PRESIDENT Bush's 2008 budget may be dead on arrival in the hands of Capitol Hill Democrats, but there's one provision we hope survives: More money for the deteriorating national parks system.
While defense spending and the war in Iraq gets the lion's share of the President's proposal, Mr. Bush has requested a $258 million increase for operation of the 390 federal parks, many of which are badly in need of maintenance and repair.
If the appropriation emerges intact from the congressional budget process, the extra funding would constitute unexpected progress for the beleaguered system, although it would be only a small down payment on the $4.9 billion backlog of park maintenance Mr.

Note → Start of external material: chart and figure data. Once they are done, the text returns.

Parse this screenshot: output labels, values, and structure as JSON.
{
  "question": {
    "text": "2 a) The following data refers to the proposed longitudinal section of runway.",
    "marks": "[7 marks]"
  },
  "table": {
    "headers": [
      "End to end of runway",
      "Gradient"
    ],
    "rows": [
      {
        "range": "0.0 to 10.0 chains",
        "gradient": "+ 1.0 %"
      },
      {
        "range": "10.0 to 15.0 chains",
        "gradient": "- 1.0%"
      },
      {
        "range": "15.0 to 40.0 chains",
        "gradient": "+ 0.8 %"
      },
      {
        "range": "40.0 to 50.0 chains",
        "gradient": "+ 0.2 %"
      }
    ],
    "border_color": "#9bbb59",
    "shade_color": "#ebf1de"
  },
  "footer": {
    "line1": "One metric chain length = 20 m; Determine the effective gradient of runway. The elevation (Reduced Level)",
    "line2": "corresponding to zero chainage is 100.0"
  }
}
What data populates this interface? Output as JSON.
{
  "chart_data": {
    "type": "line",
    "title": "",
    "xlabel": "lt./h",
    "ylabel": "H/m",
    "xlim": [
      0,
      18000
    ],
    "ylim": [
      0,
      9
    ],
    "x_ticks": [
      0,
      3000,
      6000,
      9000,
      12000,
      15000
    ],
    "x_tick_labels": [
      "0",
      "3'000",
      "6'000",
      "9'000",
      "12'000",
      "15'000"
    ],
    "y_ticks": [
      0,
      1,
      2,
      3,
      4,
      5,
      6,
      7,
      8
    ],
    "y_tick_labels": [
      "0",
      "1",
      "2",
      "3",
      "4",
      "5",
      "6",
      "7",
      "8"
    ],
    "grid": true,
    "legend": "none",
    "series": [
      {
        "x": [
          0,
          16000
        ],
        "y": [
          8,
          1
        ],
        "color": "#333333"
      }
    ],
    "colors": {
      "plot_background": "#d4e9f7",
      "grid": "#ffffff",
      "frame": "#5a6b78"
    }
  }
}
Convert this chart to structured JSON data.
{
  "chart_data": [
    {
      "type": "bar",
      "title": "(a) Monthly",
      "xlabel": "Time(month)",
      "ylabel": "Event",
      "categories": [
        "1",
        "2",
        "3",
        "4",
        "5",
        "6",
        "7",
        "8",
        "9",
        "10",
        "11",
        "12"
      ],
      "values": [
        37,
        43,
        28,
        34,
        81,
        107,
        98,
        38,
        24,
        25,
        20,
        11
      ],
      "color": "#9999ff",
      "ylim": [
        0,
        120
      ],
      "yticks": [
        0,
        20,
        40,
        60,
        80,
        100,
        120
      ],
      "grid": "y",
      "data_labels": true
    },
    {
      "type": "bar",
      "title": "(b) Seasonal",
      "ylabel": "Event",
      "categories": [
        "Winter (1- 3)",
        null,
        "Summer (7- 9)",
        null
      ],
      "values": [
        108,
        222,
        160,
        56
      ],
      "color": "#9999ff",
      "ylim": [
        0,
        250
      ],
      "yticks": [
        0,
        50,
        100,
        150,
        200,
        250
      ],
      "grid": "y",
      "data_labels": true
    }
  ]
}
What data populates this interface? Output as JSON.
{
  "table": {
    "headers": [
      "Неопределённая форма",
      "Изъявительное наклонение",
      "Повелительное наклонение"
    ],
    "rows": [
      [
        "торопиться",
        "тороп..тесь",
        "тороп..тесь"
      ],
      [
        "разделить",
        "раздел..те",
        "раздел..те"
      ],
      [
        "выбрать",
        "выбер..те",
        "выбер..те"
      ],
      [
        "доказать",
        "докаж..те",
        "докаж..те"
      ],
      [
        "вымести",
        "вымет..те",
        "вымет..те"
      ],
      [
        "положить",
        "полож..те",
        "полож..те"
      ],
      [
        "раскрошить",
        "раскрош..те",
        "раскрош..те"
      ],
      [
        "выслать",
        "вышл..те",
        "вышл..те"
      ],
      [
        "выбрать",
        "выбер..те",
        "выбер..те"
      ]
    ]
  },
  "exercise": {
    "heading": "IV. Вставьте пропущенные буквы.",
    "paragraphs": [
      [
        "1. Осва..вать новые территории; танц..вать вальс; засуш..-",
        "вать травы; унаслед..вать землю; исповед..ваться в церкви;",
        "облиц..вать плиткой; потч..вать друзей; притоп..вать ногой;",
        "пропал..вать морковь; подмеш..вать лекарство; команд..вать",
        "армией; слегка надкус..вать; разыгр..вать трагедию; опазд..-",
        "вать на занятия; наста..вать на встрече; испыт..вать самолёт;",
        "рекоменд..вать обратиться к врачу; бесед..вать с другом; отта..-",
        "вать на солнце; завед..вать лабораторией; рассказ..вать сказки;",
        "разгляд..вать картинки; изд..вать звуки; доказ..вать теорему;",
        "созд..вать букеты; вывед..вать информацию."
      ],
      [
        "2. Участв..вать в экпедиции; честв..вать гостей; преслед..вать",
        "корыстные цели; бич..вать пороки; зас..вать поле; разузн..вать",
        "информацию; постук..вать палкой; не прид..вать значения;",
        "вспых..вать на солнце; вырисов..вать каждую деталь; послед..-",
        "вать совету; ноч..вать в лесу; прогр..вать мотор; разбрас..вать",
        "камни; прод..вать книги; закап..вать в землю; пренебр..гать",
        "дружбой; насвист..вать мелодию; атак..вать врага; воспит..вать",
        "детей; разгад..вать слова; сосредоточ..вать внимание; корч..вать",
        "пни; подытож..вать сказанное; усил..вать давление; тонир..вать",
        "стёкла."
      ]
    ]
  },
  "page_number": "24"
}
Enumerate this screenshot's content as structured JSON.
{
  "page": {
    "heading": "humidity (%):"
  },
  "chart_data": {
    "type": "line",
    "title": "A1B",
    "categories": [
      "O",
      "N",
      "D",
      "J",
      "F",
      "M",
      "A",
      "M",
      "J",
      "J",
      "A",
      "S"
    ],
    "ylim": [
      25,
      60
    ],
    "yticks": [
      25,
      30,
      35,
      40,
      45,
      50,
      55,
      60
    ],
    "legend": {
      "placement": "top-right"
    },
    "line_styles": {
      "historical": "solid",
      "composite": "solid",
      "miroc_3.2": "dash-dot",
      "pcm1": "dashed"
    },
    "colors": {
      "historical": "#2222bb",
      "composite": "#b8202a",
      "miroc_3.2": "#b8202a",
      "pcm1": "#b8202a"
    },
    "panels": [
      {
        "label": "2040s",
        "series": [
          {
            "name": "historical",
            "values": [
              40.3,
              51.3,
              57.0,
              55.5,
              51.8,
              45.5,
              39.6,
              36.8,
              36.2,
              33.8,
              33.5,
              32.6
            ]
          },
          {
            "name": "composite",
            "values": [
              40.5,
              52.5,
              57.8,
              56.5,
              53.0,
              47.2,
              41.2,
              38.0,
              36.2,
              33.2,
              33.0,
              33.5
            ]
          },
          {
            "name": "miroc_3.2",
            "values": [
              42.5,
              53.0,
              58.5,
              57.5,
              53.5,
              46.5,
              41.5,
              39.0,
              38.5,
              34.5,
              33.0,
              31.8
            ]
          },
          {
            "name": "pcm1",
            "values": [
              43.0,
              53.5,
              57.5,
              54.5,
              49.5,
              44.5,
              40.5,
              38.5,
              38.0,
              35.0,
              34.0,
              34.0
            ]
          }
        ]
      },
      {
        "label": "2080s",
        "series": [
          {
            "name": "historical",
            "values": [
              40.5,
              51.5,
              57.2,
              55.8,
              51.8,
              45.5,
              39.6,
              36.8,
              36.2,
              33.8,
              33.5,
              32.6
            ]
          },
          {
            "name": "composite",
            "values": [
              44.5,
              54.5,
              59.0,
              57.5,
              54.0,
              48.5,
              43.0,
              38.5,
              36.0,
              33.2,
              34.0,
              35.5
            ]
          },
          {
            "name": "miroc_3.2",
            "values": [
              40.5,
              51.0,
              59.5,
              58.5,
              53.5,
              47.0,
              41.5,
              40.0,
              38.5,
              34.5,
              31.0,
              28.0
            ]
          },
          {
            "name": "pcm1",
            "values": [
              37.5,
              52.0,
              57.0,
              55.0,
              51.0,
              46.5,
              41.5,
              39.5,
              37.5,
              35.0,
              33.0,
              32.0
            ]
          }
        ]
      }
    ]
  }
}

Bush promised to eliminate when he first ran in 2000.
A report nearly a year ago from the Government Accountability Office showed that the maintenance backlog only got larger from 2001 to 2005, as the administration held funding to an inflation-adjusted 1.3 percent.
The flat-line budgeting, in the face of an estimated $800 million annual operations shortfall, caused the closing and curtailing of facilities and programs at many of our most beloved parks.
While taxpayers cannot afford to fund every last item on the parks' wish-list, it must be remembered that a relatively small amount of money for regular maintenance now will save huge expenditures later if the facilities are allowed to deteriorate.
And there are always unexpected expenses, like the $36 million urgently needed to restore roads, bridges, and campgrounds washed out by a flood last year in Mt. Rainier National Park in Washington state.
The national parks, which incorporate the finest elements of this nation's outdoor resources, must be maintained properly so that they continue to serve their planned purpose: to perpetuate the natural legacy each generation of Americans leaves to the next.